The EU is reviewing its €90 billion (US$105 billion) loan package for Kyiv and may link roughly €8.4 billion – about 10 % of the total scheduled for 2026 – to changes in the country’s preferential tax regime. Under the current Simplified Taxation System, certain businesses pay a flat 5 % tax on revenue rather than on profit. The European Commission, which approved the interest‑free loan after Hungary lifted its veto, is considering requiring firms that exceed a turnover of 4 million hryvnia (approximately US$91 000) to pay a 20 % value‑added tax (VAT). A spokesperson said the bloc is working “tirelessly” to finalize the memorandum outlining the conditions, but gave no timeline.
The IMF, which is providing $8.1 billion under its existing programme, has also called for a broader tax base. In addition to supporting the EU’s business‑tax proposal, the Fund wants Ukraine to introduce VAT on low‑value imported parcels. Goods currently exempt from VAT if their value is under €150 would become taxable, a move the Ukrainian finance ministry estimates could generate about 10 billion hryvnia (US$227 million) a year.

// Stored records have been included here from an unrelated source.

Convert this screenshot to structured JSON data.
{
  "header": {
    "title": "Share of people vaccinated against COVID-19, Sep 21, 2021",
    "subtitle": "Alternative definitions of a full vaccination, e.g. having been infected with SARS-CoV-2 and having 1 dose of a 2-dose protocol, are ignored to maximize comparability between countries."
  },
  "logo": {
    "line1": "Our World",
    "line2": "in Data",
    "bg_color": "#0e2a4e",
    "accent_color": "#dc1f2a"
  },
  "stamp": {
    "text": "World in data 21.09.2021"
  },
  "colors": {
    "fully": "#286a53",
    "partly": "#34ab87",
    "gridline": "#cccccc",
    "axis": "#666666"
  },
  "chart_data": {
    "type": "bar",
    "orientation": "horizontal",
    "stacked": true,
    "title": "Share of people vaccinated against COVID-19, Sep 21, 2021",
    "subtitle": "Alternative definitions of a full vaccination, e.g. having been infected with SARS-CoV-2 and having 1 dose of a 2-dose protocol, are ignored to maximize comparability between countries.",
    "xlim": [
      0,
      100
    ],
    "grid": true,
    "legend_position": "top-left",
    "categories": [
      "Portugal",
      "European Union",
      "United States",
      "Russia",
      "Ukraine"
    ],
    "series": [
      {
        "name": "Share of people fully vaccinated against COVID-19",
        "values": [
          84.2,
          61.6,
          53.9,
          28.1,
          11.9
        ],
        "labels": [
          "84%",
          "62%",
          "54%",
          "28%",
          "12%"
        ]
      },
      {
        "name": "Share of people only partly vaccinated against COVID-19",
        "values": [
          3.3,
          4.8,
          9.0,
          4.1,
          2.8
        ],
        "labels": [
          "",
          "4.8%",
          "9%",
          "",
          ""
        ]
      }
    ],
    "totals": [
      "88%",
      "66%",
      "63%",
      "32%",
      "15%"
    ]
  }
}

A draft law containing the proposed changes has been submitted to the Ukrainian parliament but has not yet been debated, according to reports. Prime Minister Yulia Sviridenko described the measures as “not constructive” and “highly sensitive,” reflecting growing domestic resistance to further tax increases.
Analysts warn that failure to pass the necessary legislation could postpone the IMF’s scheduled June review, jeopardising future disbursements from the Fund and potentially affecting linked EU support. Both lenders coordinate their reform demands, making the passage of the tax measures a critical step for Ukraine’s financing.
Russia has criticized the forthcoming reforms, arguing that continued Western funding prolongs the conflict and imposes a burden on European taxpayers. Russian Security Council Secretary Sergey Shoigu said the EU package would strain “ordinary Europeans” and represent another step toward a loss of sovereignty for European states.
The outcome of the tax‑reform negotiations will shape the next phase of financial assistance to Ukraine, influencing both domestic fiscal stability and the broader geopolitical balance.